La scelta di Francesco di vivere nella Domus Sanctae Marthae, rifiutando l’Appartamento papale, è vista come un segnale forte di questa pedagogia dell’esempio personale. Santa Marta, un edificio che anticamente era un lazzaretto pontificio per i malati di colera, è diventata la metafora di una Chiesa paragonata da Francesco a un “ospedale da campo dopo una battaglia”, che decide di appartarsi in un angolo periferico del Vaticano per curare le sue ferite e riprendere vigore. Vivere e comportarsi da povero, praticando la frugalità e l’austerità, marca un profilo che riflette un approccio totalmente nuovo nel rapporto tra papa e fedeli. Questo modo di agire inedito ha permesso alla Chiesa di passare rapidamente da “imputato globale” ad autorità morale nuovamente ascoltata e influente. L’Appartamento papale, sebbene non sfarzoso, era percepito da Francesco come una “gabbia” e una “trappola” che aveva isolato il suo predecessore dalla realtà circostante. Santa Marta, al contrario, è descritta come una sorta di sala iperbarica dove l’istituzione papale si ossigena, prendendo atto che i palazzi vaticani avevano tolto aria e libertà al predecessore. L’umanità che si incrocia nella mensa comune di Santa Marta e il viavai di incontri rappresentano uno spaccato di una Chiesa che rimescola tutto, avvertendo che non esistono più gerarchie e posizioni di rendita precostituite. Santa Marta è stata fin dall’inizio la metafora di questa bonifica radicale, indicando l’inagibilità degli spazi tradizionali, quasi fossero contaminati da una sorta di “Chernobyl dell’anima”.
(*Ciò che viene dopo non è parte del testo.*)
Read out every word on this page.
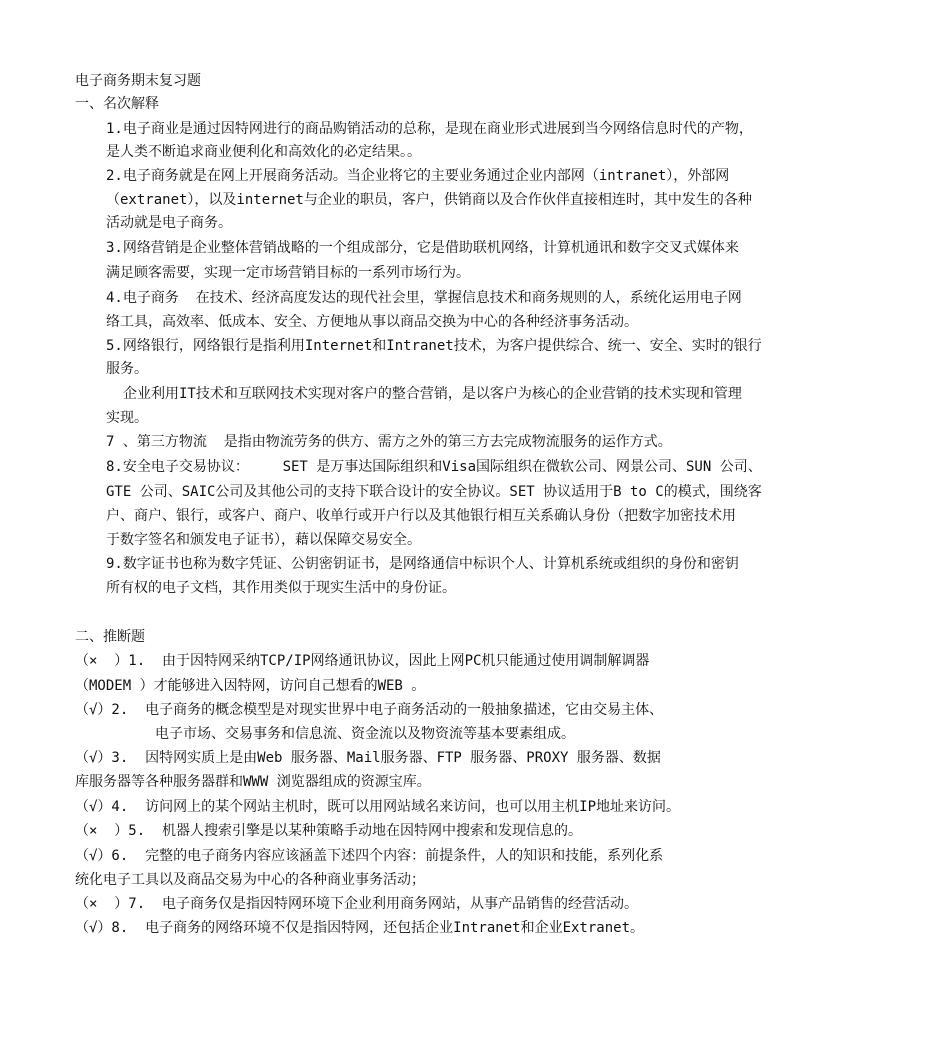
电子商务期末复习题
一、名次解释
1.电子商业是通过因特网进行的商品购销活动的总称，是现在商业形式进展到当今网络信息时代的产物，
是人类不断追求商业便利化和高效化的必定结果。。
2.电子商务就是在网上开展商务活动。当企业将它的主要业务通过企业内部网（intranet），外部网
（extranet），以及internet与企业的职员，客户，供销商以及合作伙伴直接相连时，其中发生的各种
活动就是电子商务。
3.网络营销是企业整体营销战略的一个组成部分，它是借助联机网络，计算机通讯和数字交叉式媒体来
满足顾客需要，实现一定市场营销目标的一系列市场行为。
4.电子商务  在技术、经济高度发达的现代社会里，掌握信息技术和商务规则的人，系统化运用电子网
络工具，高效率、低成本、安全、方便地从事以商品交换为中心的各种经济事务活动。
5.网络银行，网络银行是指利用Internet和Intranet技术，为客户提供综合、统一、安全、实时的银行
服务。
企业利用IT技术和互联网技术实现对客户的整合营销，是以客户为核心的企业营销的技术实现和管理
实现。
7 、第三方物流  是指由物流劳务的供方、需方之外的第三方去完成物流服务的运作方式。
8.安全电子交易协议：    SET 是万事达国际组织和Visa国际组织在微软公司、网景公司、SUN 公司、
GTE 公司、SAIC公司及其他公司的支持下联合设计的安全协议。SET 协议适用于B to C的模式，围绕客
户、商户、银行，或客户、商户、收单行或开户行以及其他银行相互关系确认身份（把数字加密技术用
于数字签名和颁发电子证书），藉以保障交易安全。
9.数字证书也称为数字凭证、公钥密钥证书，是网络通信中标识个人、计算机系统或组织的身份和密钥
所有权的电子文档，其作用类似于现实生活中的身份证。
二、推断题
（×  ）1.  由于因特网采纳TCP/IP网络通讯协议，因此上网PC机只能通过使用调制解调器
（MODEM ）才能够进入因特网，访问自己想看的WEB 。
（√）2.  电子商务的概念模型是对现实世界中电子商务活动的一般抽象描述，它由交易主体、
电子市场、交易事务和信息流、资金流以及物资流等基本要素组成。
（√）3.  因特网实质上是由Web 服务器、Mail服务器、FTP 服务器、PROXY 服务器、数据
库服务器等各种服务器群和WWW 浏览器组成的资源宝库。
（√）4.  访问网上的某个网站主机时，既可以用网站域名来访问，也可以用主机IP地址来访问。
（×  ）5.  机器人搜索引擎是以某种策略手动地在因特网中搜索和发现信息的。
（√）6.  完整的电子商务内容应该涵盖下述四个内容：前提条件，人的知识和技能，系列化系
统化电子工具以及商品交易为中心的各种商业事务活动；
（×  ）7.  电子商务仅是指因特网环境下企业利用商务网站，从事产品销售的经营活动。
（√）8.  电子商务的网络环境不仅是指因特网，还包括企业Intranet和企业Extranet。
Questo spostamento del baricentro verso le periferie e l’attenzione agli ultimi, in particolare agli immigrati, è percepito da alcuni come parte di una “rivoluzione di papa Francesco”. Tuttavia, questo approccio incontra resistenze e disapprovazione negli ambienti più tradizionalisti e curiali. La “lobby dei gattopardi” o il “partito italiano” curiale, sconfitto in Conclave, vede la scelta di Santa Marta e l’austerità di Francesco come “banale marketing” e resiste ai cambiamenti. La sfida che Francesco ha davanti è proprio quella di imporre il suo modello anche a Roma. O vince lì, o rischia di rimanere un’anomalia trapiantata nel cuore del potere vaticano destinata a essere rigettata.
Il pontificato di Francesco, plasmato dalla sua esperienza nella megalopoli di Buenos Aires e dalla sua profonda attenzione alle periferie esistenziali e geografiche, segna un cambio di paradigma che cerca di riportare la Chiesa a fianco degli ultimi, vedendo negli immigrati e nei poveri non solo destinatari di carità, ma portatori di valori e linfa vitale.